Eine Spurensuche zur Herkunft und Bedeutung der 80 Yoga-Tonfiguren im Depot des Völkerkundemuseums München. Was hat es mit diesen kulturhistorischen Schätzen im Verborgenen auf sich?
Von der Existenz der Tonfiguren in teilweise akrobatischen Yogahaltungen erfuhr ich von einer befreundeten Yogalehrerin, die mir aus den USA per E-Mail-Anhang ein Schwarz-Weiß-Foto schickte. Das Foto stammte aus der Broschüre „Induziertes Irresein durch Occultlehren“ von Dr. Mathilde Ludendorff, einer Hetzschrift, in der die Autorin u.a. gegen Yoga wetterte und Yoga als Beispiel für „induziertes Irresein“ darstellte. Eine solche Broschüre besaß ich zwar bereits in einer Ausgabe aus den 1930er Jahren, jedoch ohne das Foto. Auch in anderen Ausgaben fehlte die Abbildung. Offenbar wurde dieses „Lichtbild“ nur in einigen ausgewählten Ausgaben der 118 Seiten umfassenden Broschüre von 1935 eingefügt.

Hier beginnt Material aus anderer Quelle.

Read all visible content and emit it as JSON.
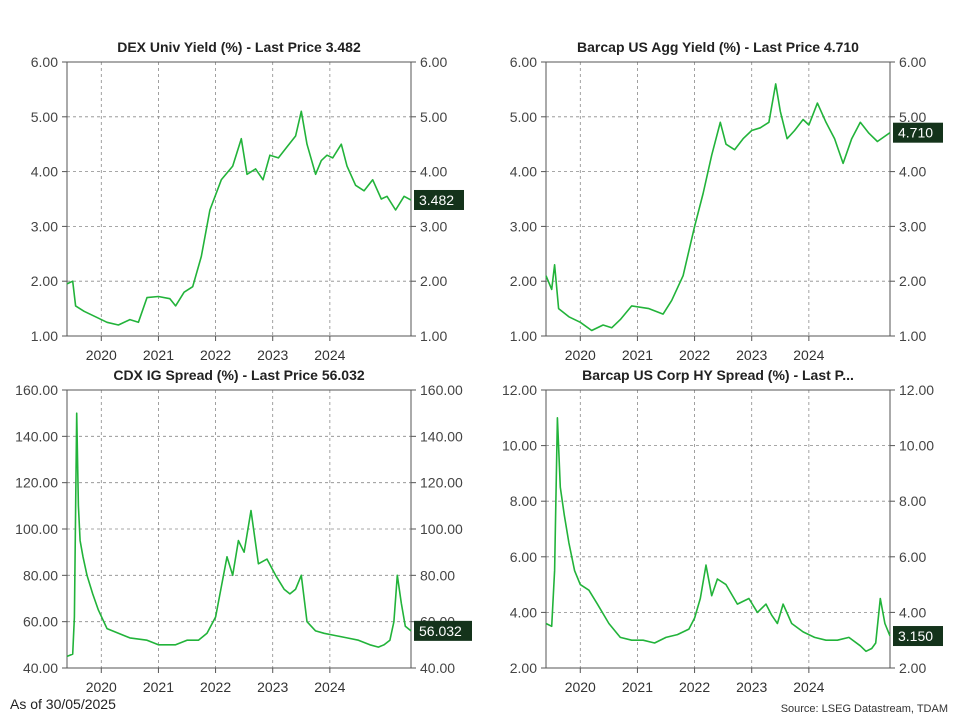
{
  "footer": {
    "as_of": "As of 30/05/2025",
    "source": "Source: LSEG Datastream, TDAM"
  },
  "colors": {
    "line": "#22b33a",
    "badge_bg": "#14331b",
    "badge_text": "#ffffff",
    "grid": "#8a8a8a"
  },
  "chart_data": [
    {
      "type": "line",
      "title": "DEX Univ Yield  (%) - Last Price 3.482",
      "last_label": "3.482",
      "last_value": 3.482,
      "ylim": [
        1.0,
        6.0
      ],
      "yticks": [
        1.0,
        2.0,
        3.0,
        4.0,
        5.0,
        6.0
      ],
      "ytick_labels": [
        "1.00",
        "2.00",
        "3.00",
        "4.00",
        "5.00",
        "6.00"
      ],
      "xticks": [
        "2020",
        "2021",
        "2022",
        "2023",
        "2024"
      ],
      "xtick_pos": [
        2020.0,
        2021.0,
        2022.0,
        2023.0,
        2024.0
      ],
      "xlim": [
        2019.4,
        2025.42
      ],
      "x": [
        2019.4,
        2019.5,
        2019.55,
        2019.7,
        2019.9,
        2020.1,
        2020.3,
        2020.5,
        2020.65,
        2020.8,
        2021.0,
        2021.2,
        2021.3,
        2021.45,
        2021.6,
        2021.75,
        2021.9,
        2022.1,
        2022.3,
        2022.45,
        2022.55,
        2022.7,
        2022.83,
        2022.95,
        2023.1,
        2023.25,
        2023.4,
        2023.5,
        2023.6,
        2023.75,
        2023.85,
        2023.95,
        2024.05,
        2024.2,
        2024.3,
        2024.45,
        2024.6,
        2024.75,
        2024.9,
        2025.0,
        2025.15,
        2025.3,
        2025.42
      ],
      "y": [
        1.95,
        2.0,
        1.55,
        1.45,
        1.35,
        1.25,
        1.2,
        1.3,
        1.25,
        1.7,
        1.72,
        1.68,
        1.55,
        1.8,
        1.9,
        2.45,
        3.3,
        3.85,
        4.1,
        4.6,
        3.95,
        4.05,
        3.85,
        4.3,
        4.25,
        4.45,
        4.65,
        5.1,
        4.5,
        3.95,
        4.2,
        4.3,
        4.25,
        4.5,
        4.1,
        3.75,
        3.65,
        3.85,
        3.5,
        3.55,
        3.3,
        3.55,
        3.48
      ]
    },
    {
      "type": "line",
      "title": "Barcap US Agg Yield (%) - Last Price 4.710",
      "last_label": "4.710",
      "last_value": 4.71,
      "ylim": [
        1.0,
        6.0
      ],
      "yticks": [
        1.0,
        2.0,
        3.0,
        4.0,
        5.0,
        6.0
      ],
      "ytick_labels": [
        "1.00",
        "2.00",
        "3.00",
        "4.00",
        "5.00",
        "6.00"
      ],
      "xticks": [
        "2020",
        "2021",
        "2022",
        "2023",
        "2024"
      ],
      "xtick_pos": [
        2020.0,
        2021.0,
        2022.0,
        2023.0,
        2024.0
      ],
      "xlim": [
        2019.4,
        2025.42
      ],
      "x": [
        2019.4,
        2019.5,
        2019.55,
        2019.62,
        2019.8,
        2020.0,
        2020.2,
        2020.4,
        2020.55,
        2020.7,
        2020.9,
        2021.2,
        2021.45,
        2021.6,
        2021.8,
        2022.0,
        2022.15,
        2022.3,
        2022.45,
        2022.55,
        2022.7,
        2022.85,
        2023.0,
        2023.15,
        2023.3,
        2023.42,
        2023.5,
        2023.62,
        2023.75,
        2023.9,
        2024.0,
        2024.15,
        2024.3,
        2024.45,
        2024.6,
        2024.75,
        2024.9,
        2025.05,
        2025.2,
        2025.42
      ],
      "y": [
        2.1,
        1.85,
        2.3,
        1.5,
        1.35,
        1.25,
        1.1,
        1.2,
        1.15,
        1.3,
        1.55,
        1.5,
        1.4,
        1.65,
        2.1,
        3.0,
        3.6,
        4.3,
        4.9,
        4.5,
        4.4,
        4.6,
        4.75,
        4.8,
        4.9,
        5.6,
        5.1,
        4.6,
        4.75,
        4.95,
        4.85,
        5.25,
        4.9,
        4.6,
        4.15,
        4.6,
        4.9,
        4.7,
        4.55,
        4.71
      ]
    },
    {
      "type": "line",
      "title": "CDX IG Spread (%) - Last Price 56.032",
      "last_label": "56.032",
      "last_value": 56.032,
      "ylim": [
        40.0,
        160.0
      ],
      "yticks": [
        40.0,
        60.0,
        80.0,
        100.0,
        120.0,
        140.0,
        160.0
      ],
      "ytick_labels": [
        "40.00",
        "60.00",
        "80.00",
        "100.00",
        "120.00",
        "140.00",
        "160.00"
      ],
      "xticks": [
        "2020",
        "2021",
        "2022",
        "2023",
        "2024"
      ],
      "xtick_pos": [
        2020.0,
        2021.0,
        2022.0,
        2023.0,
        2024.0
      ],
      "xlim": [
        2019.4,
        2025.42
      ],
      "x": [
        2019.4,
        2019.5,
        2019.53,
        2019.57,
        2019.6,
        2019.63,
        2019.68,
        2019.75,
        2019.85,
        2019.95,
        2020.1,
        2020.3,
        2020.5,
        2020.8,
        2021.0,
        2021.3,
        2021.5,
        2021.7,
        2021.85,
        2022.0,
        2022.1,
        2022.2,
        2022.3,
        2022.4,
        2022.5,
        2022.62,
        2022.75,
        2022.9,
        2023.05,
        2023.2,
        2023.3,
        2023.4,
        2023.5,
        2023.6,
        2023.75,
        2023.9,
        2024.1,
        2024.3,
        2024.5,
        2024.7,
        2024.85,
        2024.95,
        2025.05,
        2025.12,
        2025.18,
        2025.25,
        2025.32,
        2025.42
      ],
      "y": [
        45.0,
        46.0,
        62.0,
        150.0,
        110.0,
        95.0,
        88.0,
        80.0,
        72.0,
        65.0,
        57.0,
        55.0,
        53.0,
        52.0,
        50.0,
        50.0,
        52.0,
        52.0,
        55.0,
        62.0,
        75.0,
        88.0,
        80.0,
        95.0,
        90.0,
        108.0,
        85.0,
        87.0,
        80.0,
        74.0,
        72.0,
        74.0,
        80.0,
        60.0,
        56.0,
        55.0,
        54.0,
        53.0,
        52.0,
        50.0,
        49.0,
        50.0,
        52.0,
        60.0,
        80.0,
        68.0,
        58.0,
        56.0
      ]
    },
    {
      "type": "line",
      "title": "Barcap US Corp HY Spread (%) - Last P...",
      "last_label": "3.150",
      "last_value": 3.15,
      "ylim": [
        2.0,
        12.0
      ],
      "yticks": [
        2.0,
        4.0,
        6.0,
        8.0,
        10.0,
        12.0
      ],
      "ytick_labels": [
        "2.00",
        "4.00",
        "6.00",
        "8.00",
        "10.00",
        "12.00"
      ],
      "xticks": [
        "2020",
        "2021",
        "2022",
        "2023",
        "2024"
      ],
      "xtick_pos": [
        2020.0,
        2021.0,
        2022.0,
        2023.0,
        2024.0
      ],
      "xlim": [
        2019.4,
        2025.42
      ],
      "x": [
        2019.4,
        2019.5,
        2019.55,
        2019.6,
        2019.65,
        2019.72,
        2019.8,
        2019.9,
        2020.0,
        2020.15,
        2020.3,
        2020.5,
        2020.7,
        2020.9,
        2021.1,
        2021.3,
        2021.5,
        2021.7,
        2021.9,
        2022.0,
        2022.1,
        2022.2,
        2022.3,
        2022.4,
        2022.55,
        2022.75,
        2022.95,
        2023.1,
        2023.25,
        2023.35,
        2023.45,
        2023.55,
        2023.7,
        2023.9,
        2024.1,
        2024.3,
        2024.5,
        2024.7,
        2024.9,
        2025.0,
        2025.1,
        2025.17,
        2025.25,
        2025.33,
        2025.42
      ],
      "y": [
        3.6,
        3.5,
        5.5,
        11.0,
        8.5,
        7.5,
        6.5,
        5.5,
        5.0,
        4.8,
        4.3,
        3.6,
        3.1,
        3.0,
        3.0,
        2.9,
        3.1,
        3.2,
        3.4,
        3.8,
        4.5,
        5.7,
        4.6,
        5.2,
        5.0,
        4.3,
        4.5,
        4.0,
        4.3,
        3.9,
        3.6,
        4.3,
        3.6,
        3.3,
        3.1,
        3.0,
        3.0,
        3.1,
        2.8,
        2.6,
        2.7,
        2.9,
        4.5,
        3.6,
        3.15
      ]
    }
  ]
}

In der Bildunterschrift ist von den „Modellfiguren Yogin (Fakire) des Völkerkundemuseums München“ die Rede, und die Autorin kommentiert die in einer Vitrine ausgestellten Figuren folgendermaßen: „Solche Yogin sind in den gleichen Zustand der ‚Katalepsie‘ (Starrsucht) durch Selbsthypnose gelangt wie Dementia-Präkoxkranke in den Zustand der Katatonie. Ohne Ermüdungserscheinungen verharren sie wie erstarrt in den seltsamsten Körperverrenkungen. Sie sind also induziert irre in Nachahmung geisteskranker Leistungen als vermeintlichem ‚Heilsweg‘.“
So weit die Bildunterschrift. Aus heutiger Sicht eher erheiternd, damals jedoch ein vernichtendes Urteil einer einflussreichen Frau mit akademischer Bildung und einem mächtigen Mann an ihrer Seite, der den Hass seiner Frau auf alles Fremde und Fremdländische teilte.
Im Depot des Völkerkundemuseums München
Von Dr. Stein, dem stellvertretenden Direktor des Münchner Völkerkundemuseums, erfuhr ich bald darauf, dass sich diese Figuren im Depot des Museums befinden. Dort konnte ich sie im Sommer vergangenen Jahres besichtigten. Mir wurde auch gestattet, die achtzig, in Regalen befindlichen Tonfiguren zu fotografieren, aber es wurde mir untersagt, diese Fotos zu veröffentlichen. Auf meine Fragen zur Herkunft, zum Ausstellungszeitraum und zur Bedeutung der Figuren bekam ich vor Ort lediglich eine Antwort: „Sie sind aus Ton, mehr ist nicht bekannt“. Dass die Museumsleitung praktisch nichts über einen Teil des Bestandes wusste, hatte ich nicht erwartet. Doch zufrieden gab ich mich mit diesem Armutszeugnis nicht.
Ausstellungsort und -zeitraum
Nach Berlin zurückgekehrt, suchte ich im Bestand der Staatsbibliothek in einer Dissertation über den damaligen Museumsdirektor Lucian Scherman sowie in alten Ausstellungskatalogen nach näheren Hinweisen.